On sait tout de suite qu’il s’agit d’elle, la plage du Sillon, avec ses brises lames, à nus ou engloutis par les flots. A sa gauche, on apprend à reconnaître le fort national accessible à marée basse et tous les soirs, en attendant derrière le muret en surplomb de la plage, on assiste au coucher du soleil à sa gauche ou à sa droite selon où l’on s’est posé.
La plage du Sillon, on la reconnait avec ses panneaux de signalisation mettant en garde les promeneurs / les badauds / les prêts-à-tout pour une bonne photo contre la force des vagues, la chaussée qui se déforme, la puissance du vent quand le temps est mauvais. A vrai dire, j’aimerais bien la voir déchaînée …en sécurité assise dans une bow-window. )
Ce sentiment de liberté et de bien être que je ressens ici est sûrement lié à ce double horizon qu’elle offre : droit devant, l’horizon marin ; sur le côté cette bande de sable de 2 km qui s’agrandit et se rétrécit au rythme des marées.
En regardant loin devant, le clignotement des phares apparaît et parmi eux, à côté de l’ile de Cézembre, se trouve le phare du Grand Jardin, tristement célèbre suite au naufrage qui, en 1905, coûta la mort à plus de 125 passagers.
Sur la plage du Sillon, les lumières ne sont jamais les mêmes, d’une heure à l’autre de la journée, d’un jour à l’autre, d’une saison à l’autre. Aucun coucher de soleil ne se ressemble. Chaque soir, sur la plage, dans la mer, se dessinent des tableaux différents.
A marée haute, l’odeur iodée est plus forte, l’étendue bleue est plus impressionnante, des vagues, au gré des courants, viennent parfois s’écraser sur la digue, éclaboussant ceux qui se sont trop approchés du bord. A marée haute, la mer est quasi vierge, son ressac plus intense. Je me sens bercée, hypnotisée par ses balancements et ses sons.

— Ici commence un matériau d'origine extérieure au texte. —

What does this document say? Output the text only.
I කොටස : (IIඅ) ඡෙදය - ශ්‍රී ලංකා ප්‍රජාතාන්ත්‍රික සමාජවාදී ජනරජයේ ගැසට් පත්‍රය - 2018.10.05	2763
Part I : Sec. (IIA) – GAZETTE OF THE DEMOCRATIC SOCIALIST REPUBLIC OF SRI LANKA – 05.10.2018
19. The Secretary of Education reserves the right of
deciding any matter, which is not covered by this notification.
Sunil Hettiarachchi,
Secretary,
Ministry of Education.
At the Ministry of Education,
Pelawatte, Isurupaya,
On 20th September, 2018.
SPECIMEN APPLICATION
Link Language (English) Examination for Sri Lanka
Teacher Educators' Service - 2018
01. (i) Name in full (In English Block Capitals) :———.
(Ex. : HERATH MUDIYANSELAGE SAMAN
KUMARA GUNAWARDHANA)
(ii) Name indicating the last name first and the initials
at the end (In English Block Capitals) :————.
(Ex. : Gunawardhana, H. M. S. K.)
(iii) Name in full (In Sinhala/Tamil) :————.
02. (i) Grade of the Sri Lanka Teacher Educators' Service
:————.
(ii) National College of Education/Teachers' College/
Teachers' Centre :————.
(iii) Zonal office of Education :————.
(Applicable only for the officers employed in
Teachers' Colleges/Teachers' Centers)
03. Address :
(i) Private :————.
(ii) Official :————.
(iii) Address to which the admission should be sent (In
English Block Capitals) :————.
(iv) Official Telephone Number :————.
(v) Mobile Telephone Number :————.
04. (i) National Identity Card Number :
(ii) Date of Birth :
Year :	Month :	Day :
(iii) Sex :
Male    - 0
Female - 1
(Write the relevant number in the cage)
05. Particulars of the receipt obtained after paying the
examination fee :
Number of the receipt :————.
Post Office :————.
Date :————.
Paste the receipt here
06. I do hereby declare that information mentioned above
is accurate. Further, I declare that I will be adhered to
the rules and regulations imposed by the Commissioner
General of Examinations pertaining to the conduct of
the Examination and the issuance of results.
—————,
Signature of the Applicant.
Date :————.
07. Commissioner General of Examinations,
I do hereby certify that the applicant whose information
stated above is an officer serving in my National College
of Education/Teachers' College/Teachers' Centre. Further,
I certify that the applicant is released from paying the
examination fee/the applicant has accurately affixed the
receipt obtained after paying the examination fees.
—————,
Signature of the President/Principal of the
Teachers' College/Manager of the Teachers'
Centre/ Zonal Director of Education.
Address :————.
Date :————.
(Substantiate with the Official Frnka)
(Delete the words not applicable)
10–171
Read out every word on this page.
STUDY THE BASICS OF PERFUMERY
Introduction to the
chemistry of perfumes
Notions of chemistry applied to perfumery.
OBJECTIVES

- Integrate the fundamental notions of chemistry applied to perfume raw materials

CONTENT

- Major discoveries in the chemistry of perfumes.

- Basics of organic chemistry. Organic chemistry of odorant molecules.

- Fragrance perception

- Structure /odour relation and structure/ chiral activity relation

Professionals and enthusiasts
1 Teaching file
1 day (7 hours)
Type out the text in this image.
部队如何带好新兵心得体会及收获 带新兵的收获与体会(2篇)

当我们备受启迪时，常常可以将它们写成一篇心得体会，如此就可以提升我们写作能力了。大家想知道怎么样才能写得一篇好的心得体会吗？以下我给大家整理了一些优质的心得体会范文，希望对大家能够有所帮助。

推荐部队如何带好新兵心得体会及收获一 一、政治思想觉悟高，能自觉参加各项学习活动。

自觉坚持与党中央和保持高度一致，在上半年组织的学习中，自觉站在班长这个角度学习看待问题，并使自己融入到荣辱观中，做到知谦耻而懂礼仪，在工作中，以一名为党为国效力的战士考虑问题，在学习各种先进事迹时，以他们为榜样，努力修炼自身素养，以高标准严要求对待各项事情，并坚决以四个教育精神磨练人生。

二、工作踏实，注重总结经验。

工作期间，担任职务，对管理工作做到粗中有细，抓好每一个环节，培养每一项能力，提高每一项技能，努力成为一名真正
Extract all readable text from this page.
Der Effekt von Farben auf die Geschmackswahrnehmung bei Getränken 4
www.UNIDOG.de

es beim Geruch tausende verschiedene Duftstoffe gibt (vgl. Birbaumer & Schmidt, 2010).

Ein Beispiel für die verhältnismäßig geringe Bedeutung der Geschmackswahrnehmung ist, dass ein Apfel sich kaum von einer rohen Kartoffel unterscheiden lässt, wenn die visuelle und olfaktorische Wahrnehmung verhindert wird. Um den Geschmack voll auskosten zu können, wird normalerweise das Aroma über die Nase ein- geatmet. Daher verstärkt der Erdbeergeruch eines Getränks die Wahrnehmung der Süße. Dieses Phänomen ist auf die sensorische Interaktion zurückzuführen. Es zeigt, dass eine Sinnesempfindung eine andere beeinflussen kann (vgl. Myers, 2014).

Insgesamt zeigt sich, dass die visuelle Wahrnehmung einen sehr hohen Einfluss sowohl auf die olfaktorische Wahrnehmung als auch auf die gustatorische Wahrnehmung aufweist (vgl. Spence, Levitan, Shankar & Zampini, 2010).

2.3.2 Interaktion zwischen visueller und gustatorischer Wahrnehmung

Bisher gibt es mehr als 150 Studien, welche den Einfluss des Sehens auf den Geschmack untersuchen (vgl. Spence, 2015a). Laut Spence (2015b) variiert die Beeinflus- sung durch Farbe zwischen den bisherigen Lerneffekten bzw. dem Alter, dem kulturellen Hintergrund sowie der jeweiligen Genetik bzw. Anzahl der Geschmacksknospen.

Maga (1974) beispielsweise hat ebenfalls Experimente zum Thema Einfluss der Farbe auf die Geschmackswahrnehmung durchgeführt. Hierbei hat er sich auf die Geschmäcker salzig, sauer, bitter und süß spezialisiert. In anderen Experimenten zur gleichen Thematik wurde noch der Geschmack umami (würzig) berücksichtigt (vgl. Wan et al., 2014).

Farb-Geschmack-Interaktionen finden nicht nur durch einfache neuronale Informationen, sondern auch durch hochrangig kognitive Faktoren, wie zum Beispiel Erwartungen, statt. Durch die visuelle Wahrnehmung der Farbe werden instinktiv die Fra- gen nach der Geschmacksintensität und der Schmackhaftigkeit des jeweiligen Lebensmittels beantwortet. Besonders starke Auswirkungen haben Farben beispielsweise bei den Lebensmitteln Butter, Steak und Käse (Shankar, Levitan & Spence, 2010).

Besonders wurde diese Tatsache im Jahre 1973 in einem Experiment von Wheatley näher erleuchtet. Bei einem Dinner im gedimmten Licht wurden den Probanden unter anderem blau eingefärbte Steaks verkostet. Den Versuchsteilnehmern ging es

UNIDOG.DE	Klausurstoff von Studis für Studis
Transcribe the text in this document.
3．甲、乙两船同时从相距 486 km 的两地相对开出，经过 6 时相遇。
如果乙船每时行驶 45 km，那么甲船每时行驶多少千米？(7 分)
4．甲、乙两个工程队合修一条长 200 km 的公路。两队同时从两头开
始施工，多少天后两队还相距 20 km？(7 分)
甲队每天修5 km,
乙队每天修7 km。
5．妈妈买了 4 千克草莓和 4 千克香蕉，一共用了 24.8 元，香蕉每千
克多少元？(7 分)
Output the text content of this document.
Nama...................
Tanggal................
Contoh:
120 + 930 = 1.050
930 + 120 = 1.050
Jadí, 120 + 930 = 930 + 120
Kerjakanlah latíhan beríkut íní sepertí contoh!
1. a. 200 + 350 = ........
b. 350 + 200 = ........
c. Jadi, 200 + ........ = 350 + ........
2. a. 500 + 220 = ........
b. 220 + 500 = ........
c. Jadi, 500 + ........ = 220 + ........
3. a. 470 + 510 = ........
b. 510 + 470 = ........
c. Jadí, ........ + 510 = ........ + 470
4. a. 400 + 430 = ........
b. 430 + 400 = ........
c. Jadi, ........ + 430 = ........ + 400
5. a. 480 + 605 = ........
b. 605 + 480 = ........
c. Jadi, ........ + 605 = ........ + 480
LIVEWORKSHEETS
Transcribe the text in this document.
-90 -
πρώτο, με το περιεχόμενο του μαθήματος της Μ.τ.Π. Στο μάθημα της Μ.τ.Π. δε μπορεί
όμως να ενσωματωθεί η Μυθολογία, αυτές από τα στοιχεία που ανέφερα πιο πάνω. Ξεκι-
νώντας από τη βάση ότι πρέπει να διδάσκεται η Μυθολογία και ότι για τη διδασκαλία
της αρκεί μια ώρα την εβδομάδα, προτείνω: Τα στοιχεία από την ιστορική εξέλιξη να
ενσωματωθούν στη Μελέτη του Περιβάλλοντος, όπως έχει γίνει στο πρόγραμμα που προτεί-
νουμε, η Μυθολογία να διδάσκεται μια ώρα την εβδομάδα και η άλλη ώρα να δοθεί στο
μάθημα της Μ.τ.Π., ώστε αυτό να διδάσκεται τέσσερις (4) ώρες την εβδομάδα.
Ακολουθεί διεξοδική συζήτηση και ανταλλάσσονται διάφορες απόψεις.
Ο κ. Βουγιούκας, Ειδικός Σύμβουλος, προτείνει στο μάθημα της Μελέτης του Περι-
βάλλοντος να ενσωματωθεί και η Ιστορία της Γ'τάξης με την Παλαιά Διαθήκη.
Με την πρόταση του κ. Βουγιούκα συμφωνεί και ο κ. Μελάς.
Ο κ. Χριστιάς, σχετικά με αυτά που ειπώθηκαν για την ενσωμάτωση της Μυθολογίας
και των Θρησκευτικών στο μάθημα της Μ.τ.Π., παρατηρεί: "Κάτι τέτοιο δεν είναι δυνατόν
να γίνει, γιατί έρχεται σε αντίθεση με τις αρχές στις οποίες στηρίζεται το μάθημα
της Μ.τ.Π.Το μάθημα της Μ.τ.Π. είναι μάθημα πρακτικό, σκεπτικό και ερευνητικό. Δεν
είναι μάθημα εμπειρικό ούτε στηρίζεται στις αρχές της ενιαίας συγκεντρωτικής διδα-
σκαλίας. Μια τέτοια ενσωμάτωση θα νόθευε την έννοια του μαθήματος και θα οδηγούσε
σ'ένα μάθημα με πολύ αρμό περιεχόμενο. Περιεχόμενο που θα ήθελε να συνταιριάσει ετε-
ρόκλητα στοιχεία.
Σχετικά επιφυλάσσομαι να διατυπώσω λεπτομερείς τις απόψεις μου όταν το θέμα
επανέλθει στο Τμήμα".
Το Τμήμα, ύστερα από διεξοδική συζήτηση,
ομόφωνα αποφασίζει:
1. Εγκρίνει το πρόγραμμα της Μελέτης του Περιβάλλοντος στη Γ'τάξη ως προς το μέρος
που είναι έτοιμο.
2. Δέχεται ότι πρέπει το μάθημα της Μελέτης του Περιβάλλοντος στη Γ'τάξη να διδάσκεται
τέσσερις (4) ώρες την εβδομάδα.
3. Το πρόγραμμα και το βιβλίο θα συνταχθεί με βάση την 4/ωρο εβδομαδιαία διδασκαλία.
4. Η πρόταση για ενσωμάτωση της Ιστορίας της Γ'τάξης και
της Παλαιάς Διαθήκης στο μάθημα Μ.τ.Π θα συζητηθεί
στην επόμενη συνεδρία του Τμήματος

A marée haute, je m’imagine dans une des belles villas bordant la digue jusqu’à la plage de Rochebonne, je me souviens de cette vue magique qui s’offrait à moi lorsque j’ai séjourné aux Thermes de St Malo il y a 9 ans.
L’idée que la mer pourrait en un instant tout engloutir est tapi dans un coin de mon cerveau, elle ne repose sur rien de rationnel mais elle rend le moment excitant et unique.
A marée basse, la plage du Sillon de St Malo s’anime de milles activités : ici on ne lutte pas pour trouver un coin où étaler sa serviette, ici pas d’océan de parasols, de vendeurs de chouchous et de boissons fraîches, pas de queue devant la douche pour se débarrasser du sel marin qui tire la peau.
Ici le matin, à marée basse, les joggeurs et les marcheurs foulent le sable sans se bousculer, les rêveurs vont d’un bout à l’autre emplissant leurs poumons, vidant leur esprit. Les familles et les groupes débarquent plutôt l’après midi. Côté sable, on construit des châteaux avec toujours plus de tours (il faut aller loin pour remplir les petits seaux d’eau), des trous piscines que les goélands viennent parfois « inspecter », on joue au ballon, aux raquettes, au molki, on tend un filet pour jouer au volley, des cerf volants serpentent dans le ciel, des chars à vent glissent sur le sable…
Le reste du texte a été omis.